Jen Wood: Finds You in Love

Jen Wood
Finds You in Love
New Granada
2010-09-14

Finds You in Love starts with a somber, but beautiful, opening piano riff over ambient strings. Suddenly a vacant Jen Wood sings, “Today I threw away my pills / Against my family doctor’s will / They said they would make me smile / But instead I feel nothing”, bringing the first track, “Pills”, to life, swaying with syncopated drum rhythms, complemented by lovely, if not pedantic, piano chords. The song really makes you want to like it, but like the rest of the album, it wavers between a delicate brilliance, and a whining absurdity. There’s a fine line drawn through this record, and at any time, without warning, Woods can cross from one side to the other. Part of the record is touching and fragile as Wood’s voice quivers like the earnest whimper of a little girl forced into submission, and the other part is filled with an untalented singer who sounds bored and vacuous.
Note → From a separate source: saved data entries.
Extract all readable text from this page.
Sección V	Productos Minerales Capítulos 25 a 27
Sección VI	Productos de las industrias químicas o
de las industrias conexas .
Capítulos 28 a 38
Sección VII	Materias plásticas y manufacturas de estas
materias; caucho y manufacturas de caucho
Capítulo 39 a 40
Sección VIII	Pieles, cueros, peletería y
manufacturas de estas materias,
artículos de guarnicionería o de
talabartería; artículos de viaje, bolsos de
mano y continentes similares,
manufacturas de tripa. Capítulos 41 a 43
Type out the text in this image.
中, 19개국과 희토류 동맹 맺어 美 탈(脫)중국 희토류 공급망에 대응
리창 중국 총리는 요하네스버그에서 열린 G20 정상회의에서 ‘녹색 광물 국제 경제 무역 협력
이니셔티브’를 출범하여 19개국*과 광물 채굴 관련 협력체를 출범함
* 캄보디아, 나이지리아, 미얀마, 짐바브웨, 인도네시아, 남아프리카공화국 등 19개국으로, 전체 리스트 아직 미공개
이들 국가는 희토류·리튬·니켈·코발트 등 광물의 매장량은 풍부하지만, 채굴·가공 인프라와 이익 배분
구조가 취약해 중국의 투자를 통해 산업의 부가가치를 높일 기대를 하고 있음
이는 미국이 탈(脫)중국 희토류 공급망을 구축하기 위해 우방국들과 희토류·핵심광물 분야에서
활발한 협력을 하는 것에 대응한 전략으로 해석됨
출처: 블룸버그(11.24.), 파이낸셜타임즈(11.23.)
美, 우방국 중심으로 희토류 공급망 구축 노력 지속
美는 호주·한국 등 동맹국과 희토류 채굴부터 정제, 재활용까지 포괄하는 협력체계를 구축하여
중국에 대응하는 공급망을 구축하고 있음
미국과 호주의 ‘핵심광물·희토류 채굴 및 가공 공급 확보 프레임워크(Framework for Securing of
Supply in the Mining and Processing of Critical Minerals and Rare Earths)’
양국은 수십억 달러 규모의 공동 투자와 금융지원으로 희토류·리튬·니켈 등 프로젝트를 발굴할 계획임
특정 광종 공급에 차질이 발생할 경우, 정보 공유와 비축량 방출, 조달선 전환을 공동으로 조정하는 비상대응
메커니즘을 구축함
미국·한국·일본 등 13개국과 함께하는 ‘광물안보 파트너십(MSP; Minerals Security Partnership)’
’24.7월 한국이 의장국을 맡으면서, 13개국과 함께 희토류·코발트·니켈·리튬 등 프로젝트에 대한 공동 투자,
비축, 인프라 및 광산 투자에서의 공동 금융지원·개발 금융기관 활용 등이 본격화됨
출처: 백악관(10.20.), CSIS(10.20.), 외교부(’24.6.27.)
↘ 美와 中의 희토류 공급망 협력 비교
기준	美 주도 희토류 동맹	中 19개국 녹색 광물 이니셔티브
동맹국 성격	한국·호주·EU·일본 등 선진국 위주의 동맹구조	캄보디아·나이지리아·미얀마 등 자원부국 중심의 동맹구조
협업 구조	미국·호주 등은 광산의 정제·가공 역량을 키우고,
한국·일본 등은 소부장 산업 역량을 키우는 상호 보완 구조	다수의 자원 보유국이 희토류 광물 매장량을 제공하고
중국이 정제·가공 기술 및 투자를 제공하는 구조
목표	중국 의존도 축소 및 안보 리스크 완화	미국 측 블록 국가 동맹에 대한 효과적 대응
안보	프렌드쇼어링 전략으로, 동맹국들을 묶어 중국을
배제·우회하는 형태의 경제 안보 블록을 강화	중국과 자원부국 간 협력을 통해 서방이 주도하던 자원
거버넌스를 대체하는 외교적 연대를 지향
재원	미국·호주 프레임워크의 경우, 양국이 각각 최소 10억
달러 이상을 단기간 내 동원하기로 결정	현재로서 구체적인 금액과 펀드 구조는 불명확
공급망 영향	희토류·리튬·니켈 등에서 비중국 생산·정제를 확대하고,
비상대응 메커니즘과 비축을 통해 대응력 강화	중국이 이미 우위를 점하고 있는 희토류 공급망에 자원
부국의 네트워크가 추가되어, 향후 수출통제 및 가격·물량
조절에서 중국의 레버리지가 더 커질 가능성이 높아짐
Perhaps this is the appeal of Wood’s voice? That it can at any time give you an insightful glimmer into this occasionally moving singer, but then suddenly over-reach its grasp and collapse into itself with its amateurish sensibilities? The beauty of this record is continuously intersecting with what’s wrong with it, ultimately making the listen a very unnerving and uneven experience. The trick here is you never know which way it will go. Will it tumble off scale and annoy the piss out of you? Or will it break your heart with fragile tenderness? The fragility is so precarious that it is continuously breaking in an unpremeditated loop, fixing itself for a moment, only to break again. One thing is for sure, it is never uninteresting.